Tacopina: «Spal mia ultima tappa italiana. In Italia troppe chiacchiere e caffè per accordarsi»

Joe Tacopina, patron della SPAL è intervenuto in occasione di “Off The Pitch” ha rilasciato le seguenti parole sulla decisione di rilevare il club ferrarese dopo il mancato accordo con il Catania:

«Quella della SPAL era un’occasione troppo buona da lasciar scappare. Si parla di una squadra che rappresenta una città meravigliosa e appena ho visto i numeri mi sono convinto rapidamente. La SPAL era una delle pochissime squadre in grado di fare degli utili per tre anni di fila prima della pandemia. Si tratta di qualcosa di estremamente raro nel calcio italiano. Ho al mio fianco una famiglia italiana come partner principale, ma non voglio che al momento la sua identità venga resa pubblica. Il progetto condiviso è quello di rendere la SPAL un club in grado di diventare competitivo e sostenibile in maniera autonoma, come nel caso dell’Atalanta. Affari in Italia?

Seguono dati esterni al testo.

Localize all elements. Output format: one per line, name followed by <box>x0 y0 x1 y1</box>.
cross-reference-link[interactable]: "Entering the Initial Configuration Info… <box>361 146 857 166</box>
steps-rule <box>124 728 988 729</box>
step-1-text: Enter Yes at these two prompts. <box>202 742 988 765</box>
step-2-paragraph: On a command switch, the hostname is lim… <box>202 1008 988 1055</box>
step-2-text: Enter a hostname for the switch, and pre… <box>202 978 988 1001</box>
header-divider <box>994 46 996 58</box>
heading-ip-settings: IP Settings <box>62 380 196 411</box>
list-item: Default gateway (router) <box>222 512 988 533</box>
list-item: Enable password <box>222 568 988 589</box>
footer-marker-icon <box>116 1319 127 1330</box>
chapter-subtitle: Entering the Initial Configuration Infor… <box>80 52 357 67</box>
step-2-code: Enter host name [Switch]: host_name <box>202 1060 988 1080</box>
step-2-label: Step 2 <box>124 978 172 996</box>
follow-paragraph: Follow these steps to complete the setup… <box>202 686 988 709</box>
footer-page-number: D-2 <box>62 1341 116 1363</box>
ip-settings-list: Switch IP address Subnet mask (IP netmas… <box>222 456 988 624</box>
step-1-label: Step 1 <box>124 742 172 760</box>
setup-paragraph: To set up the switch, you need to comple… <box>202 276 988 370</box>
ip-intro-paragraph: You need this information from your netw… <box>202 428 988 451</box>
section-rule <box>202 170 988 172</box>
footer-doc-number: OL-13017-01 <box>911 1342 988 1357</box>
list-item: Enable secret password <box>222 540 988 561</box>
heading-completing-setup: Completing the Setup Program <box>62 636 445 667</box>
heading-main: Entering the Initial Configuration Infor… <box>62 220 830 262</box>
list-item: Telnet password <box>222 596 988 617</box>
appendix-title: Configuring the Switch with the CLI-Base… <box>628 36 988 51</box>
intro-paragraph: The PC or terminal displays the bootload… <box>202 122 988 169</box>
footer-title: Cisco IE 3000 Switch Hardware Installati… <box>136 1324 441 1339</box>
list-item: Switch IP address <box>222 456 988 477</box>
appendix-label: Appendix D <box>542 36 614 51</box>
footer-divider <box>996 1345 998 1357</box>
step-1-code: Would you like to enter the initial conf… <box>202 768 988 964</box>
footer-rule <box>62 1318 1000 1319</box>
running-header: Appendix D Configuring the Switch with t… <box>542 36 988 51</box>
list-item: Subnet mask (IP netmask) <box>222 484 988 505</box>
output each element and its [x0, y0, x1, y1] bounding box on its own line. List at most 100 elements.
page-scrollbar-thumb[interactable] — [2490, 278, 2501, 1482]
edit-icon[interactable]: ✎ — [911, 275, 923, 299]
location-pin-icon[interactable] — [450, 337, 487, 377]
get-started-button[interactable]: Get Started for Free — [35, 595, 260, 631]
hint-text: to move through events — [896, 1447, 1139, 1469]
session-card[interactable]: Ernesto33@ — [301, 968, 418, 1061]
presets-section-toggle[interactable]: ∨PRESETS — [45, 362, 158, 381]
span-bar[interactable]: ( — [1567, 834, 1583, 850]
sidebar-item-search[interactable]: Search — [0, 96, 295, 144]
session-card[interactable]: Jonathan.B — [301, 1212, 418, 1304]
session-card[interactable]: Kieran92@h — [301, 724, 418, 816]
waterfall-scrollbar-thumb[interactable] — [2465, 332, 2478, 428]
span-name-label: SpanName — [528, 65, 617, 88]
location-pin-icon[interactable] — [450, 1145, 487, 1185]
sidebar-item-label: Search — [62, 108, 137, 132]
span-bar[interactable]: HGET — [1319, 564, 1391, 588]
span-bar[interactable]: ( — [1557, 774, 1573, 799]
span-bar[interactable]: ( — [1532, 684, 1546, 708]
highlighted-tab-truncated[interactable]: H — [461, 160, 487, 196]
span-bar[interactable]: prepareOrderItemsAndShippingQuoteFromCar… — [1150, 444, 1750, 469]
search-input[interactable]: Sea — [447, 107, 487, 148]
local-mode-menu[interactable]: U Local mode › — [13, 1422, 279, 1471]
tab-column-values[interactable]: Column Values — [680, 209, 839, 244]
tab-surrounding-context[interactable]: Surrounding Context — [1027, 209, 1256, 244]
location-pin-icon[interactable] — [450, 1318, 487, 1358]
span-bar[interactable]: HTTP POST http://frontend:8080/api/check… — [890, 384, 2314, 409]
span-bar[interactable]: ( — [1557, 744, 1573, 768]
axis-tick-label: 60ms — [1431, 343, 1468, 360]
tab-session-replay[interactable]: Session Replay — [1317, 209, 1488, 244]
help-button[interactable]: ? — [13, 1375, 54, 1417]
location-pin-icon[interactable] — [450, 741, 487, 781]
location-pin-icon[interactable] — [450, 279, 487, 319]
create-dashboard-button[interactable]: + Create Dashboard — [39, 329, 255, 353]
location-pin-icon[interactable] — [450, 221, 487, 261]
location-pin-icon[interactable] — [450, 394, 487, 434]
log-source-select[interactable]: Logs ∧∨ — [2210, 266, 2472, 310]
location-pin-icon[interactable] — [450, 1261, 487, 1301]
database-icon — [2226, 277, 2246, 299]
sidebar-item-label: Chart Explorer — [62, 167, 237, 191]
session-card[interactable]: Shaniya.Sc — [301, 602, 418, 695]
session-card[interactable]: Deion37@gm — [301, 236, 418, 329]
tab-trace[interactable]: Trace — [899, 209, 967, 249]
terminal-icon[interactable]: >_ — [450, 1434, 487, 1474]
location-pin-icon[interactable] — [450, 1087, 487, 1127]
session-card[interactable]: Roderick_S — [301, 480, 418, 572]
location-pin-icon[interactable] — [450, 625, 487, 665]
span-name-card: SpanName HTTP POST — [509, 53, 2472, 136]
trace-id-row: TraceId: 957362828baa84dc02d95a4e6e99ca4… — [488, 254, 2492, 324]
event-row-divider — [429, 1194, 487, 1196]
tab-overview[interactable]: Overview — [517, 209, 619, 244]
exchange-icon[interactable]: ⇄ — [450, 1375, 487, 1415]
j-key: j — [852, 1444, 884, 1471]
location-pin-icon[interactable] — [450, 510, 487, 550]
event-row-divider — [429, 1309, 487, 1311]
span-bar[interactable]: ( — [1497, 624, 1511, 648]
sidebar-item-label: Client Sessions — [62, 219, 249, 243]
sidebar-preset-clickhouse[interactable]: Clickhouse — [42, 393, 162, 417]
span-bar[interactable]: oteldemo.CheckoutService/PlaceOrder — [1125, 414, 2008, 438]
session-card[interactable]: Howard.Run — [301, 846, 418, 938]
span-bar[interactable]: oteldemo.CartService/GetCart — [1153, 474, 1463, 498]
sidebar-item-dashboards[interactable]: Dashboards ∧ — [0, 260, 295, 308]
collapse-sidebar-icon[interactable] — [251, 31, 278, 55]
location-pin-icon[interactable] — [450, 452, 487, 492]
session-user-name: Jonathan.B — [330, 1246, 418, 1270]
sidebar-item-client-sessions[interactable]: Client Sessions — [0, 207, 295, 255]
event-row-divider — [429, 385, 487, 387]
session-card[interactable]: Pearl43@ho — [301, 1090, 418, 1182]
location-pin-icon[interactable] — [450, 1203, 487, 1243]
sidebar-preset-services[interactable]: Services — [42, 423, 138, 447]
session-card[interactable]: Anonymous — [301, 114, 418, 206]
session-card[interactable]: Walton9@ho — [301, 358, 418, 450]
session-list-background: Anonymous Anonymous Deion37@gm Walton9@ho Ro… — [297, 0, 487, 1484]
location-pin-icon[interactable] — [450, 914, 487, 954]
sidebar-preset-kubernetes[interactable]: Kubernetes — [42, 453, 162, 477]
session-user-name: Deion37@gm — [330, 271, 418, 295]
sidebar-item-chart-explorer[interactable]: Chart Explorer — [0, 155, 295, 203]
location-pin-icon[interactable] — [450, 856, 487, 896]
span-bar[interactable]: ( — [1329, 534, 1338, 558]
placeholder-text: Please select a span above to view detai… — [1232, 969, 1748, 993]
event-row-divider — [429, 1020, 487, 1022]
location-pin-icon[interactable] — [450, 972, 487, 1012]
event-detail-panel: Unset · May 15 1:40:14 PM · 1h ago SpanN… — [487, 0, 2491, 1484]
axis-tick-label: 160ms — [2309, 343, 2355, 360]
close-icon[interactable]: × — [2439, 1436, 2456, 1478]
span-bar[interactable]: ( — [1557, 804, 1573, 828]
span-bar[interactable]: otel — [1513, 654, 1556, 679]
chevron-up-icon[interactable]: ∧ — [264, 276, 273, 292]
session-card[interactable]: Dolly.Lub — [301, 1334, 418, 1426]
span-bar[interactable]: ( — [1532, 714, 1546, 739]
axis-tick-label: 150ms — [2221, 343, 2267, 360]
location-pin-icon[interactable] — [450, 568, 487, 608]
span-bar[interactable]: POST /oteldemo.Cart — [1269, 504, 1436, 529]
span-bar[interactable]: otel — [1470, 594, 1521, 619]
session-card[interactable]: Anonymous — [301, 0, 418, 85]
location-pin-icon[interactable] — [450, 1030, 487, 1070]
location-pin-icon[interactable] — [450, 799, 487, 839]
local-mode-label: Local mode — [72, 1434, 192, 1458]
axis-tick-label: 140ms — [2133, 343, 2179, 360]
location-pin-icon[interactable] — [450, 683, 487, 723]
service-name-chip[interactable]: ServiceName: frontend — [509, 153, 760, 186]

Mi rendo conto di essere abbastanza impaziente con le persone. I miei genitori venivano dall’Italia, ma quando si tratta di certe cose io preferisco tagliare corto. Però non sempre questo è possibile, ed è frustrante. Qui ci si accorda per una riunione e si prende un caffè. Due mesi più tardi si fa un’altra riunione, altre chiacchiere, altro caffè. F*****o a tutto questo. A me interessa fare una riunione, stabilire i passi successivi, e se nel giro di una settimana le cose non sono state fatte renderò la seconda riunione molto sgradevole. Tratto tutti col dovuto rispetto, ma spingo sempre al massimo. Perché è così che le cose vanno fatte. Il calcio per me è 50% business, 50% passione. Se pensassi solamente ai soldi probabilmente non mi sarei invischiato nel calcio italiano. Me ne starei a fare l’avvocato con una parcella di 1.800 dollari l’ora. Ma la mia vita non è mai stata incentrata sul conto in banca. Per la SPAL cerco di essere in Italia almeno due settimane al mese. Si tratta senz’altro di passione, ma può anche esserci una ricompensa economica. Una cosa non esclude l’altra. A Bologna ho fatto dei bei soldi nel giro di undici mesi: quando ho venduto le mie quote ho raccolto quattro o cinque volte l’investimento iniziale. Mi sento di dire che questa è la mia ultima tappa nel calcio italiano, è il gran finale. L’ho garantito a me stesso, ai miei partner e alla mia famiglia. Non c’è un posto migliore per me per fare il presidente».